LONDON: Vodafone’s direct tax contribution to the UK Treasury dropped by a fifth in the last financial year, as payments related to its 2010 settlement with the tax authorities wound down. The telecoms company paid £257m in “direct” taxes in its home market during the year, down from £320m the year before. Those taxes include business rates and other payments, but not corporation tax, after it made a pre-tax loss of £486m in the year to March. The figures were included in the company’s annual breakdown of its tax and other payments to governments in markets where it operates. It is the fifth time that Vodafone has published the report, which it compiles to counter criticism of its tax structures. The company said that globally, it paid £5.3bn in “indirect” contributions to the public purse, such as national insurance and the tax on income that it collects, and £2.2bn in “direct” taxes during the year.

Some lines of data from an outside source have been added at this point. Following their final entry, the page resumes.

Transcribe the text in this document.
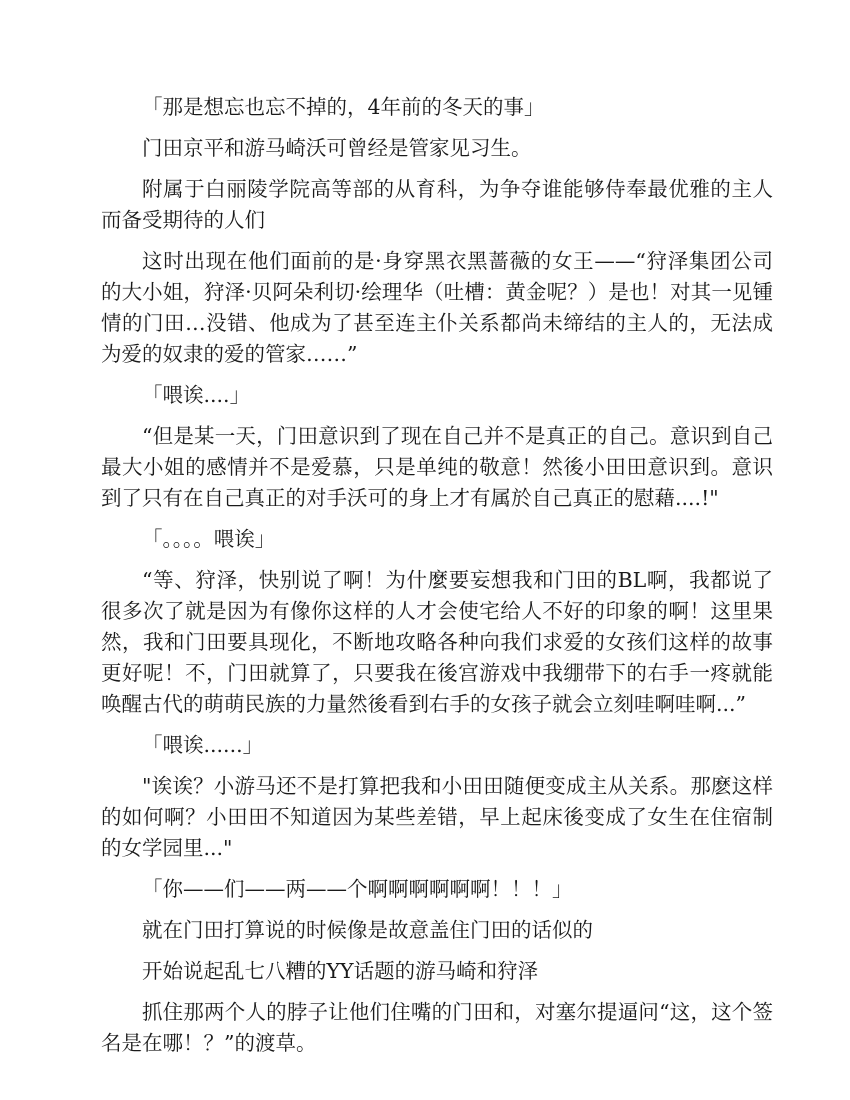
「那是想忘也忘不掉的，4年前的冬天的事」

门田京平和游马崎沃可曾经是管家见习生。

附属于白丽陵学院高等部的从育科，为争夺谁能够侍奉最优雅的主人而备受期待的人们

这时出现在他们面前的是·身穿黑衣黑蔷薇的女王——“狩泽集团公司的大小姐，狩泽·贝阿朵利切·绘理华（吐槽：黄金呢？）是也！对其一见锺情的门田…没错、他成为了甚至连主仆关系都尚未缔结的主人的，无法成为爱的奴隶的爱的管家……”

「喂诶....」

“但是某一天，门田意识到了现在自己并不是真正的自己。意识到自己最大小姐的感情并不是爱慕，只是单纯的敬意！然後小田田意识到。意识到了只有在自己真正的对手沃可的身上才有属於自己真正的慰藉....!"

「。。。。喂诶」

“等、狩泽，快别说了啊！为什麼要妄想我和门田的BL啊，我都说了很多次了就是因为有像你这样的人才会使宅给人不好的印象的啊！这里果然，我和门田要具现化，不断地攻略各种向我们求爱的女孩们这样的故事更好呢！不，门田就算了，只要我在後宫游戏中我绷带下的右手一疼就能唤醒古代的萌萌民族的力量然後看到右手的女孩子就会立刻哇啊哇啊...”

「喂诶......」

"诶诶？小游马还不是打算把我和小田田随便变成主从关系。那麽这样的如何啊？小田田不知道因为某些差错，早上起床後变成了女生在住宿制的女学园里..."

「你——们——两——个啊啊啊啊啊啊！！！」

就在门田打算说的时候像是故意盖住门田的话似的

开始说起乱七八糟的YY话题的游马崎和狩泽

抓住那两个人的脖子让他们住嘴的门田和，对塞尔提逼问“这，这个签名是在哪！？”的渡草。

Vodafone drew criticism over its 2010 settlement with the British tax authorities. The £1.2bn payment ended a long-running dispute related to the level of tax it paid on its acquisition of Mannesmann in Germany at the turn of the century. But it triggered a public outcry that the company had struck a “sweetheart deal” with the tax authorities, something it denied strenuously. In the report, Vodafone continued to stress that it was “seriously misleading to conclude that a company’s corporation tax payments represent the total of its direct tax contributions to a government”. Vodafone said it had spent £1.2bn on its UK network during the year, which also reduced its tax burden. It is still writing down its investment in spectrum for 3G services, acquired in 2000, which also lowers its tax payments.
Another bone of contention for Vodafone’s detractors in recent years is its use of its small Luxembourg operation as a base for its global purchasing and internal finance functions. The country has come into focus because of the European Commission’s investigation into Amazon’s tax affairs in Luxembourg. Vodafone stressed that its operations there were not the subject of a similar review. “Vodafone has not entered into any special agreements with the Luxembourg tax authorities and is therefore not the focus of any related European Commission investigation. We have received advance tax agreements from the authorities in order to confirm that the standard provisions of the Luxembourg tax regime apply to our facts and circumstances,” the company said. The results for the Luxembourg unit showed by far the largest profit for the whole group. In the last financial year, the unit reported revenue of £164m and a pre-tax profit of £1.4bn. Its direct tax contribution in the country was just £6m. The huge profit came largely from providing the finance for Vodafone’s Spanish business to buy Ono and for its German business to buy Kabel Deutschland. Tax on the profit was reduced by earlier losses that were in the form of writedowns in the value of acquisitions, namely Mannesmann in Germany, which was written down by £23bn in 2006.